What should I do if I receive a subpoena to testify?
A subpoena is a court order to appear in court.
Sign the acknowledgement at the bottom and return it promptly in the enclosed envelope. Call the contact person listed on the subpoena for additional information and instructions.
You cannot ignore a subpoena.
If you receive a subpoena, it will give you the name of whom you should call to get additional information about the hearing and when you will be needed. If you need an interpreter, one will be available.
Who should I talk to about the case?
You may be contacted by various individuals or organizations regarding the crime. You may choose to speak with them if you wish, but you do not have to. This is your choice.
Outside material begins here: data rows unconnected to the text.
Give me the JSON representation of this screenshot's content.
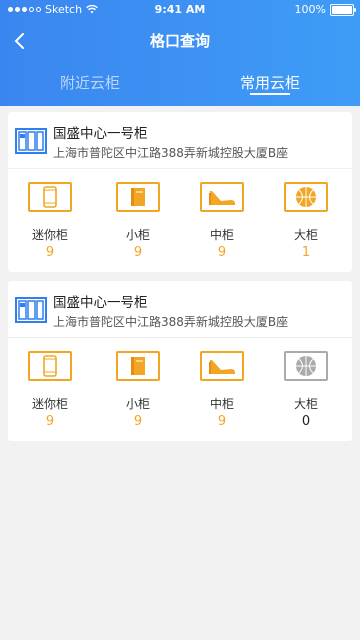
{
  "status_bar": {
    "carrier": "Sketch",
    "time": "9:41 AM",
    "battery": "100%"
  },
  "header": {
    "title": "格口查询"
  },
  "tabs": [
    {
      "label": "附近云柜",
      "active": false
    },
    {
      "label": "常用云柜",
      "active": true
    }
  ],
  "lockers": [
    {
      "name": "国盛中心一号柜",
      "address": "上海市普陀区中江路388弄新城控股大厦B座",
      "sizes": [
        {
          "label": "迷你柜",
          "count": "9",
          "icon": "phone-icon",
          "available": true
        },
        {
          "label": "小柜",
          "count": "9",
          "icon": "book-icon",
          "available": true
        },
        {
          "label": "中柜",
          "count": "9",
          "icon": "shoe-icon",
          "available": true
        },
        {
          "label": "大柜",
          "count": "1",
          "icon": "basketball-icon",
          "available": true
        }
      ]
    },
    {
      "name": "国盛中心一号柜",
      "address": "上海市普陀区中江路388弄新城控股大厦B座",
      "sizes": [
        {
          "label": "迷你柜",
          "count": "9",
          "icon": "phone-icon",
          "available": true
        },
        {
          "label": "小柜",
          "count": "9",
          "icon": "book-icon",
          "available": true
        },
        {
          "label": "中柜",
          "count": "9",
          "icon": "shoe-icon",
          "available": true
        },
        {
          "label": "大柜",
          "count": "0",
          "icon": "basketball-icon",
          "available": false
        }
      ]
    }
  ],
  "colors": {
    "primary": "#3a86f0",
    "accent": "#f2a623",
    "disabled": "#aaaaaa"
  }
}
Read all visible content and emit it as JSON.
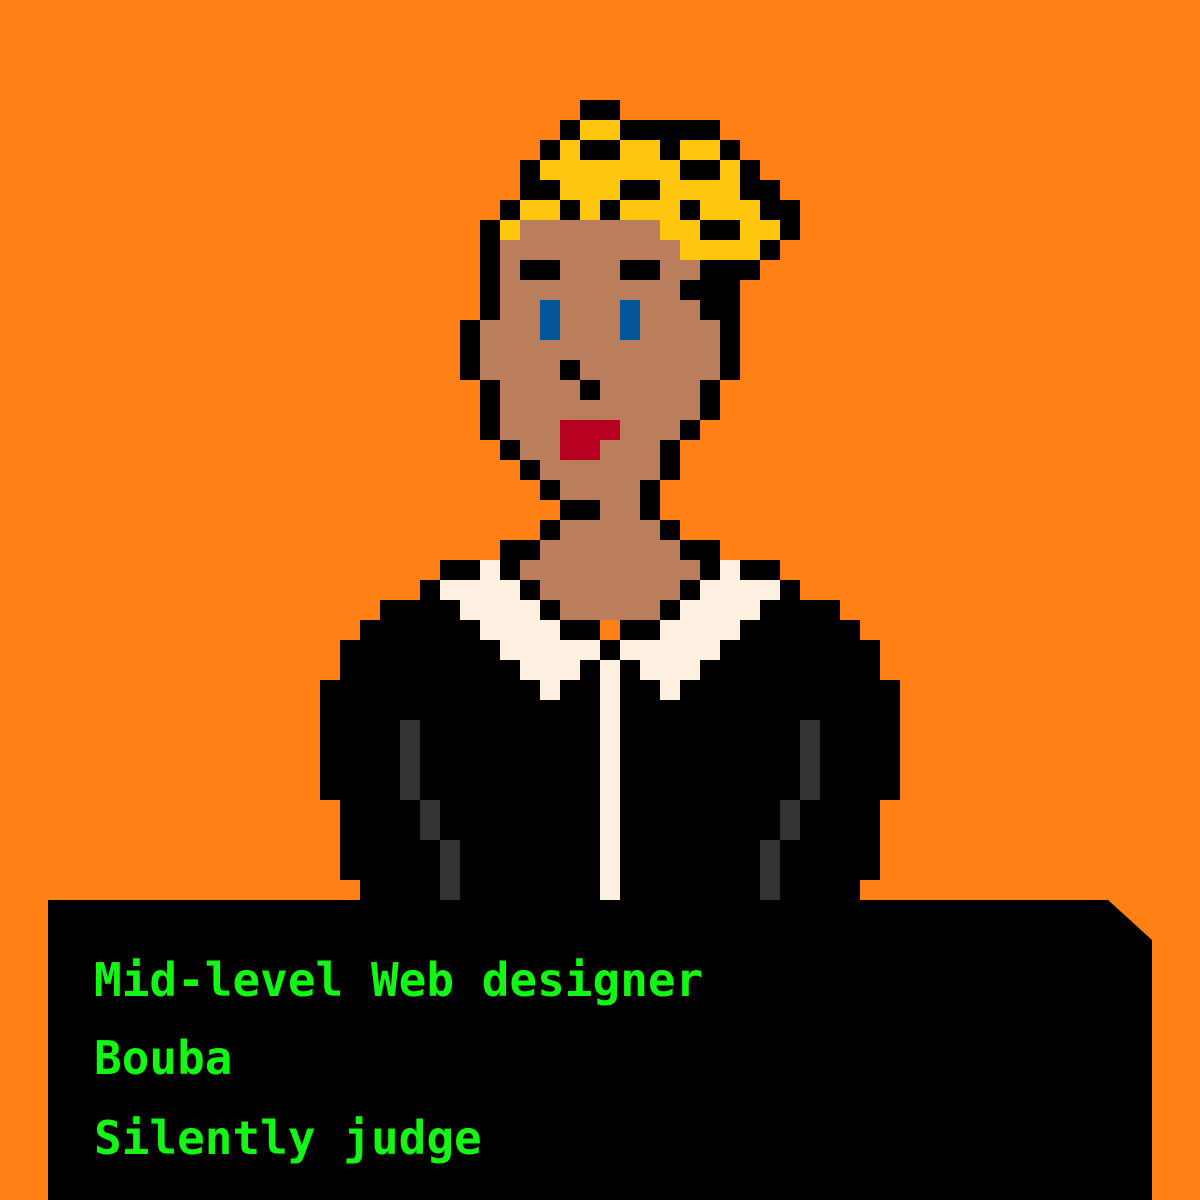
{
  "colors": {
    "background": "#FF8015",
    "outline": "#000000",
    "hair": "#FFC60F",
    "skin": "#BA7E5D",
    "eyes": "#05559C",
    "lips": "#B8001F",
    "collar": "#FDF0E0",
    "jacket_shade": "#333333",
    "panel": "#000000",
    "text": "#14F714"
  },
  "avatar": {
    "description_icon": "pixel-art-portrait-icon"
  },
  "info": {
    "role": "Mid-level Web designer",
    "name": "Bouba",
    "trait": "Silently judge"
  }
}
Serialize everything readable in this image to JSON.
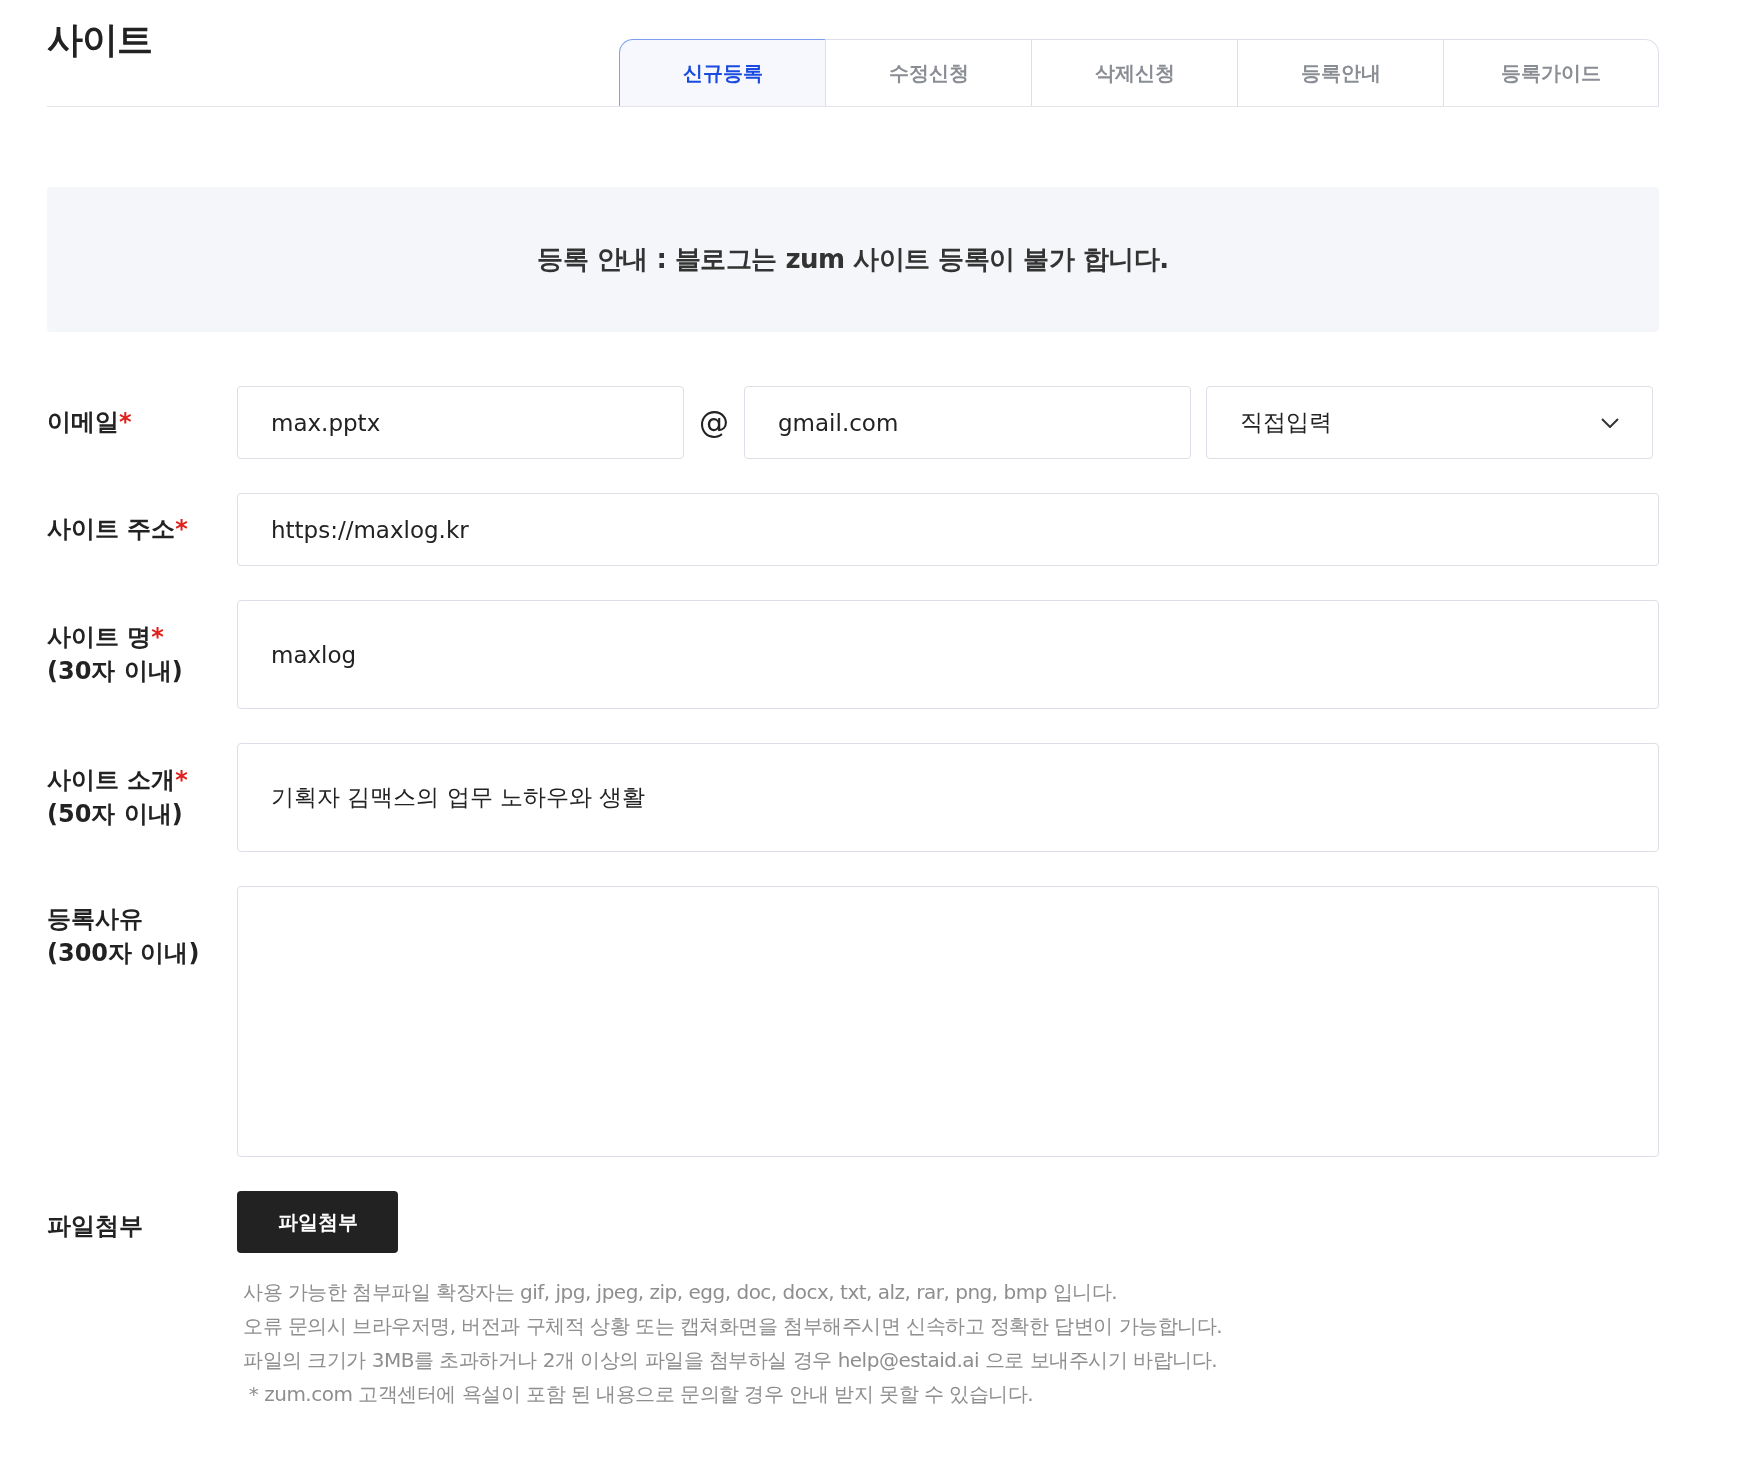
{
  "title": "사이트",
  "tabs": [
    {
      "label": "신규등록",
      "selected": true
    },
    {
      "label": "수정신청",
      "selected": false
    },
    {
      "label": "삭제신청",
      "selected": false
    },
    {
      "label": "등록안내",
      "selected": false
    },
    {
      "label": "등록가이드",
      "selected": false
    }
  ],
  "notice": "등록 안내 : 블로그는 zum 사이트 등록이 불가 합니다.",
  "fields": [
    {
      "kind": "email",
      "label": "이메일",
      "required_mark": "*",
      "local": "max.pptx",
      "at": "@",
      "domain": "gmail.com",
      "domain_select": "직접입력"
    },
    {
      "kind": "text",
      "label": "사이트 주소",
      "required_mark": "*",
      "value": "https://maxlog.kr"
    },
    {
      "kind": "text",
      "label": "사이트 명",
      "required_mark": "*",
      "limit": "(30자 이내)",
      "value": "maxlog"
    },
    {
      "kind": "text",
      "label": "사이트 소개",
      "required_mark": "*",
      "limit": "(50자 이내)",
      "value": "기획자 김맥스의 업무 노하우와 생활"
    },
    {
      "kind": "textarea",
      "label": "등록사유",
      "limit": "(300자 이내)"
    },
    {
      "kind": "file",
      "label": "파일첨부",
      "button": "파일첨부",
      "notes": [
        "사용 가능한 첨부파일 확장자는 gif, jpg, jpeg, zip, egg, doc, docx, txt, alz, rar, png, bmp 입니다.",
        "오류 문의시 브라우저명, 버전과 구체적 상황 또는 캡쳐화면을 첨부해주시면 신속하고 정확한 답변이 가능합니다.",
        "파일의 크기가 3MB를 초과하거나 2개 이상의 파일을 첨부하실 경우 help@estaid.ai 으로 보내주시기 바랍니다.",
        " * zum.com 고객센터에 욕설이 포함 된 내용으로 문의할 경우 안내 받지 못할 수 있습니다."
      ]
    }
  ]
}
Make sure you identify the person; if needed, ask who they represent. Knowing their interest in the case will help you make an informed decision.
If you choose to discuss the case with anyone other than the police, prosecutor or your victim advocate, it is often helpful to have a friend or family member present.
Does the defendant know who I am or where I live?
Depending on the situation, the defendant may already have this information.
You have the right to request to law enforcement that your identity be withheld when you file the police report or appear on copies of police reports given to the defense attorney.
During the prosecution process, your advocate can request that your address not be given in open court.
Can I drop the charges?
The prosecutor has the responsibility to initially charge the case and makes decisions about the prosecution, including whether or not to drop the charges. Your feelings are important to the office and will be taken into account. However, the prosecutor will make the final decision.
Do these rights still apply when the offender is a juvenile?
How will I know when the offender gets out of prison or jail?
To be informed about an offender's release from prison or jail, you must make a special request to be notified.
Contact VINE (Victim Information and Notification Everyday) about signing up for automatic notification. The VINE system includes the Department of Corrections facilities and most county facilities.
VINE can also provide other custody information.
Choice is an online information system for offenders who are sentenced to prison or on parole and under the jurisdiction of the Department of Corrections.
You can search for offender information or request to be notified of an offender's custody status, including release, transfer, escape, apprehension or death.
I was injured. Who will pay for medical bills or therapy?
The Crime Victims Reparations Board may provide money to cover out-of-pocket expenses as a result of a violent crime.
More information is available under Financial assistance.
The defendant may also be ordered by the judge at sentencing to pay restitution to the victim for their out-of-pocket losses suffered as a direct result of the crime.
Can the defendant be made to pay for damages he or she has caused? What if the defendant has no money?
Often the court will order restitution, which is reimbursement from the offender to the victim for damages directly resulting from the crime. Restitution forms are sent to victims with information about their case.
Detailed information about the restitution process.
When will I get my property back?
Property that is not evidence may be returned. Your advocate can assist you.
Property that is evidence is kept until the criminal justice process for your case is complete. Typically this is until the defendant's sentence is complete or when any appeals or post-conviction issues are resolved. In some circumstances, such as a homicide, evidence is retained forever.
If you have questions or concerns, talk to your advocate.